A sign with an English language translation included

It says

Please smoke with good manners in the area surrounded by planters.

The part "with good manners" sounds a bit weird to me. Is it just me, or is it not idiomatic?

One can have/teach/forget manners

He dressed well and had impeccable manners.

They taught him his manners.

I'm sorry, I was forgetting my manners.

but "with manners" seems a bit off, doesn't it? How would you say it?

Best Answer

While you can do things with good manners, it is rare to direct someone to do so in imperatives. Unless addressing children, it is not required to remind people to be polite— a person with good upbringing has good manners out of habit; an poorly raised person cannot tell the difference, anyway.

This may reflect a difference of cultural perception, but I think more likely that it is simply a poor translation from Japanese. A search on "smoke with good manners" mostly returns results from Japan. Considerate would be the more idiomatic adjective to use to remind people to think of others, so a similar campaign in an English-speaking city might be please be a considerate smoker or please be considerate when smoking, phrasings which are common in such signs.
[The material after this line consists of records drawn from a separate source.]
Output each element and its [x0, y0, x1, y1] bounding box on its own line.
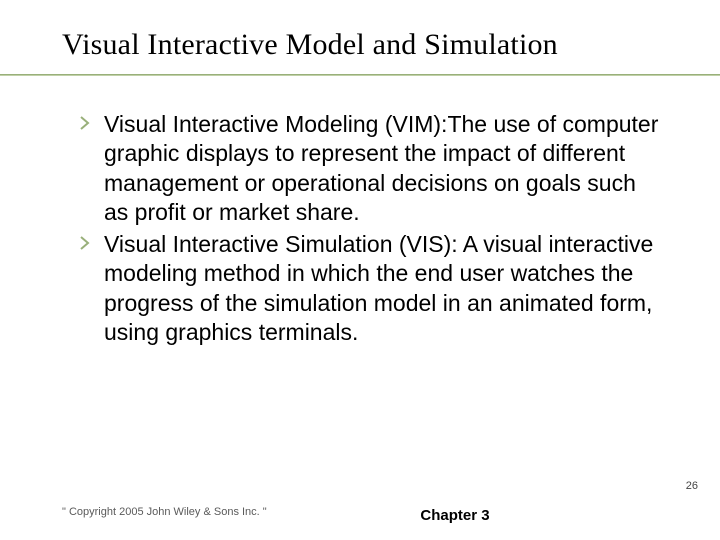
- bullet-text: Visual Interactive Simulation (VIS): A v…: [104, 231, 653, 345]
- body-content: Visual Interactive Modeling (VIM):The us…: [80, 110, 660, 350]
- bullet-text: Visual Interactive Modeling (VIM):The us…: [104, 111, 658, 225]
- footer-chapter-wrap: Chapter 3: [0, 507, 720, 524]
- page-number: 26: [686, 480, 698, 492]
- footer-chapter: Chapter 3: [420, 507, 489, 524]
- bullet-item: Visual Interactive Modeling (VIM):The us…: [80, 110, 660, 228]
- chevron-right-icon: [80, 236, 92, 250]
- slide: Visual Interactive Model and Simulation …: [0, 0, 720, 540]
- slide-title: Visual Interactive Model and Simulation: [62, 28, 558, 62]
- bullet-item: Visual Interactive Simulation (VIS): A v…: [80, 230, 660, 348]
- chevron-right-icon: [80, 116, 92, 130]
- title-underline: [0, 74, 720, 76]
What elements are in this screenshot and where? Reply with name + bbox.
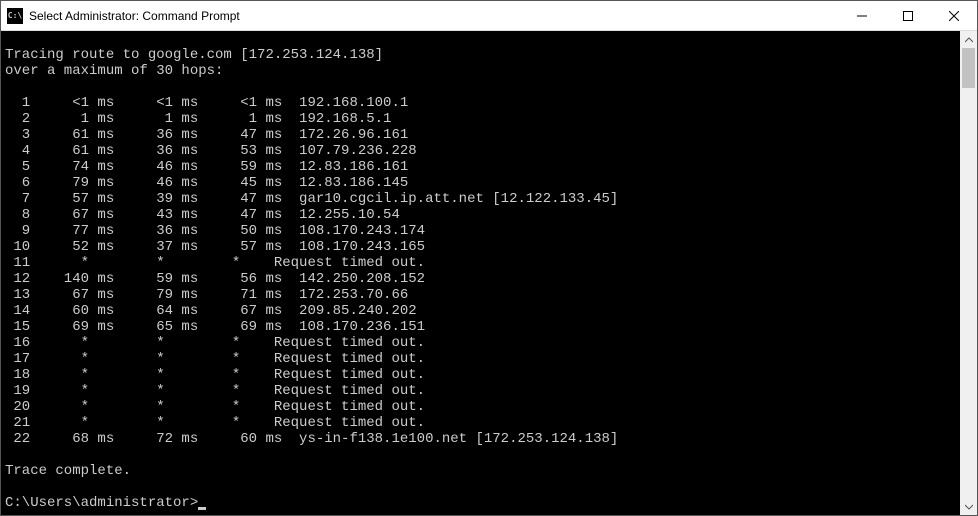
chevron-up-icon <box>965 37 973 43</box>
cmd-icon: C:\ <box>7 8 23 24</box>
close-icon <box>949 11 959 21</box>
terminal-output[interactable]: Tracing route to google.com [172.253.124… <box>1 31 960 515</box>
window-controls <box>839 1 977 30</box>
maximize-button[interactable] <box>885 1 931 31</box>
command-prompt-window: C:\ Select Administrator: Command Prompt… <box>0 0 978 516</box>
minimize-button[interactable] <box>839 1 885 31</box>
scroll-thumb[interactable] <box>962 48 975 88</box>
scroll-down-button[interactable] <box>960 498 977 515</box>
minimize-icon <box>857 11 867 21</box>
close-button[interactable] <box>931 1 977 31</box>
cursor <box>198 507 206 510</box>
terminal-area: Tracing route to google.com [172.253.124… <box>1 31 977 515</box>
prompt-line[interactable]: C:\Users\administrator> <box>5 495 198 511</box>
scroll-up-button[interactable] <box>960 31 977 48</box>
titlebar[interactable]: C:\ Select Administrator: Command Prompt <box>1 1 977 31</box>
window-title: Select Administrator: Command Prompt <box>29 9 839 23</box>
maximize-icon <box>903 11 913 21</box>
chevron-down-icon <box>965 504 973 510</box>
vertical-scrollbar[interactable] <box>960 31 977 515</box>
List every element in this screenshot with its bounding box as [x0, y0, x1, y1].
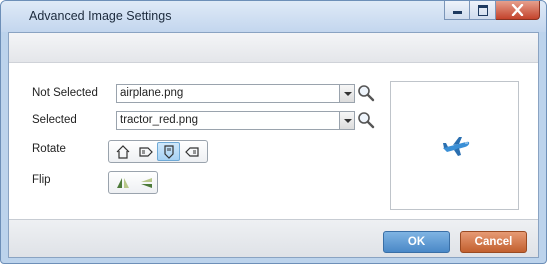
close-icon: [511, 4, 524, 16]
not-selected-dropdown[interactable]: airplane.png: [116, 84, 355, 103]
flip-toolbar: [108, 171, 158, 194]
flip-vertical-button[interactable]: [134, 173, 157, 192]
close-button[interactable]: [496, 1, 540, 20]
rotate-down-icon: [163, 144, 174, 159]
flip-vertical-icon: [140, 177, 152, 188]
flip-horizontal-icon: [116, 177, 129, 188]
maximize-button[interactable]: [470, 1, 496, 20]
window-controls: [444, 1, 540, 21]
cancel-button[interactable]: Cancel: [460, 231, 527, 253]
selected-dropdown[interactable]: tractor_red.png: [116, 111, 355, 130]
window-title: Advanced Image Settings: [29, 9, 172, 23]
image-preview: [390, 81, 519, 210]
dialog-window: Advanced Image Settings Not Selected air…: [0, 0, 547, 264]
ok-button[interactable]: OK: [383, 231, 450, 253]
rotate-home-button[interactable]: [111, 142, 134, 161]
settings-panel: Not Selected airplane.png Selected tract…: [9, 64, 538, 217]
rotate-left-icon: [184, 146, 199, 157]
flip-horizontal-button[interactable]: [111, 173, 134, 192]
not-selected-label: Not Selected: [32, 87, 98, 99]
rotate-toolbar: [108, 140, 208, 163]
search-icon[interactable]: [357, 84, 375, 102]
rotate-home-icon: [116, 144, 129, 159]
rotate-down-button[interactable]: [157, 142, 180, 161]
rotate-label: Rotate: [32, 143, 66, 155]
title-bar[interactable]: Advanced Image Settings: [1, 1, 546, 32]
rotate-right-button[interactable]: [134, 142, 157, 161]
chevron-down-icon[interactable]: [339, 112, 354, 129]
rotate-right-icon: [138, 146, 153, 157]
search-icon[interactable]: [357, 111, 375, 129]
minimize-button[interactable]: [444, 1, 470, 20]
header-band: [9, 33, 538, 63]
not-selected-value: airplane.png: [120, 87, 184, 99]
dialog-body: Not Selected airplane.png Selected tract…: [8, 32, 539, 258]
dialog-footer: OK Cancel: [9, 219, 538, 257]
chevron-down-icon[interactable]: [339, 85, 354, 102]
flip-label: Flip: [32, 174, 51, 186]
selected-label: Selected: [32, 114, 77, 126]
airplane-icon: [443, 137, 470, 156]
rotate-left-button[interactable]: [180, 142, 203, 161]
selected-value: tractor_red.png: [120, 114, 198, 126]
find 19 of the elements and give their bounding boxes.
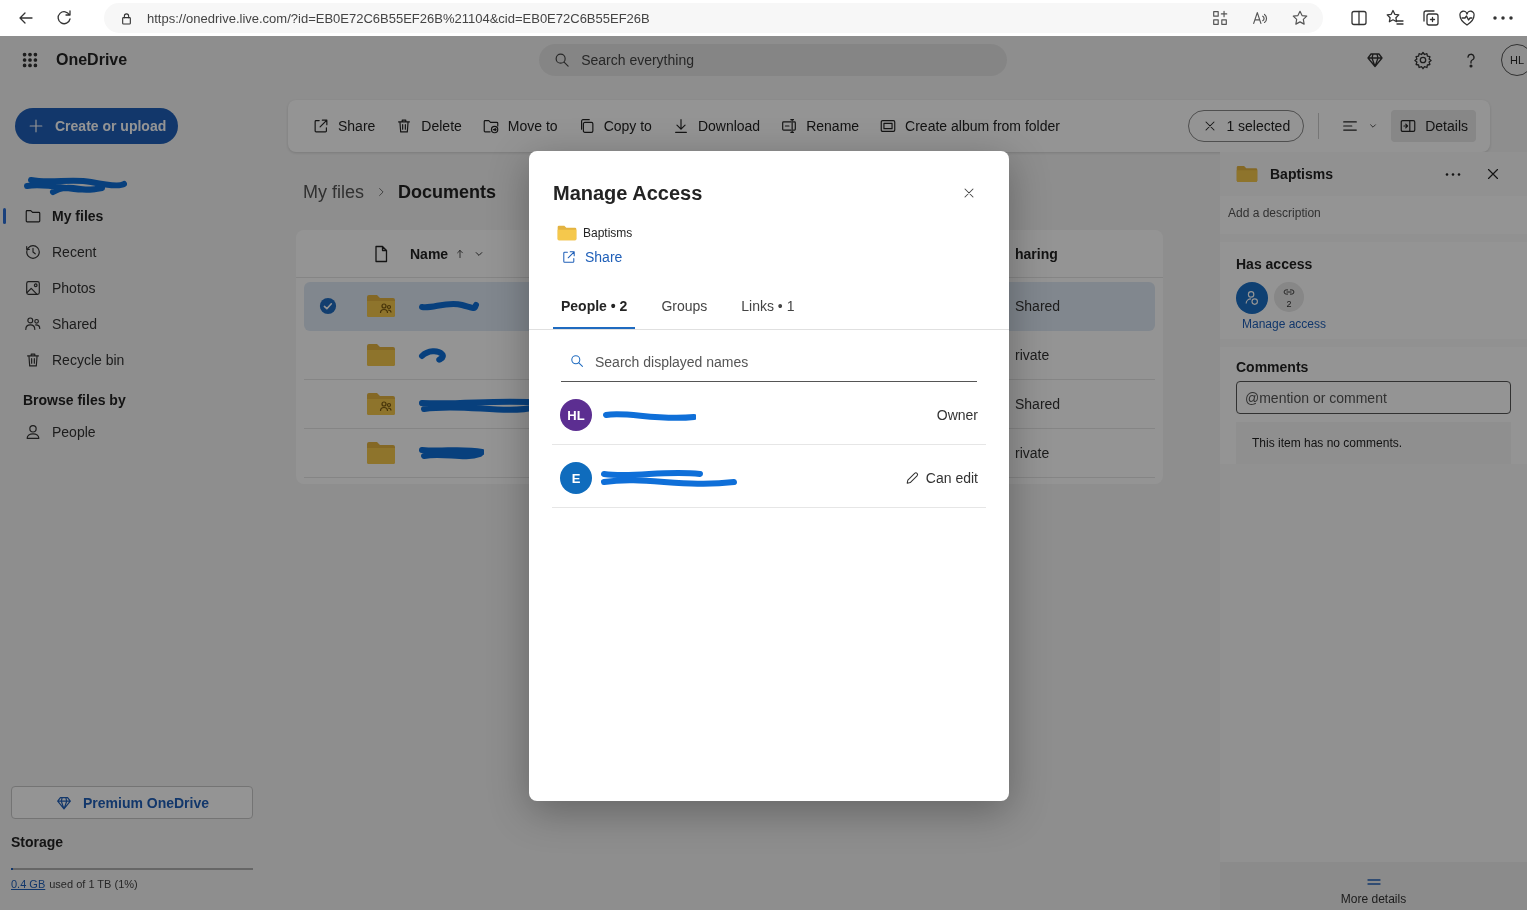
item-name: Baptisms [583,226,633,240]
person-avatar: HL [560,399,592,431]
section-heading: Has access [1236,256,1314,272]
storage-text: used of 1 TB (1%) [49,878,138,890]
sharing-status: Shared [1014,298,1062,314]
url-text: https://onedrive.live.com/?id=EB0E72C6B55EF26B%21104&cid=EB0E72C6B55EF26B [147,10,651,26]
item-title: Baptisms [1270,166,1335,182]
storage-heading: Storage [11,834,65,850]
section-heading: Browse files by [23,392,127,408]
sharing-status: rivate [1014,445,1051,461]
empty-comments-text: This item has no comments. [1252,436,1403,450]
dialog-title: Manage Access [553,181,703,205]
link-count: 2 [1286,299,1292,309]
section-heading: Comments [1236,359,1310,375]
person-avatar: E [560,462,592,494]
sharing-status: Shared [1014,396,1062,412]
sharing-status: rivate [1014,347,1051,363]
role-text: Owner [936,407,978,423]
app-name: OneDrive [56,51,128,69]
"Be considerate" sign "Please be considerate of our neighbors" sign

When speaking generally of politeness, consideration, and other positive social behavior, good manners are something you have, not something you do (as with one's habits or one's nature). Someone with good manners may be said to be well-mannered, and someone without good manners is ill-mannered; it is more usually expressed that someone has good manners, than that they do something with good manners.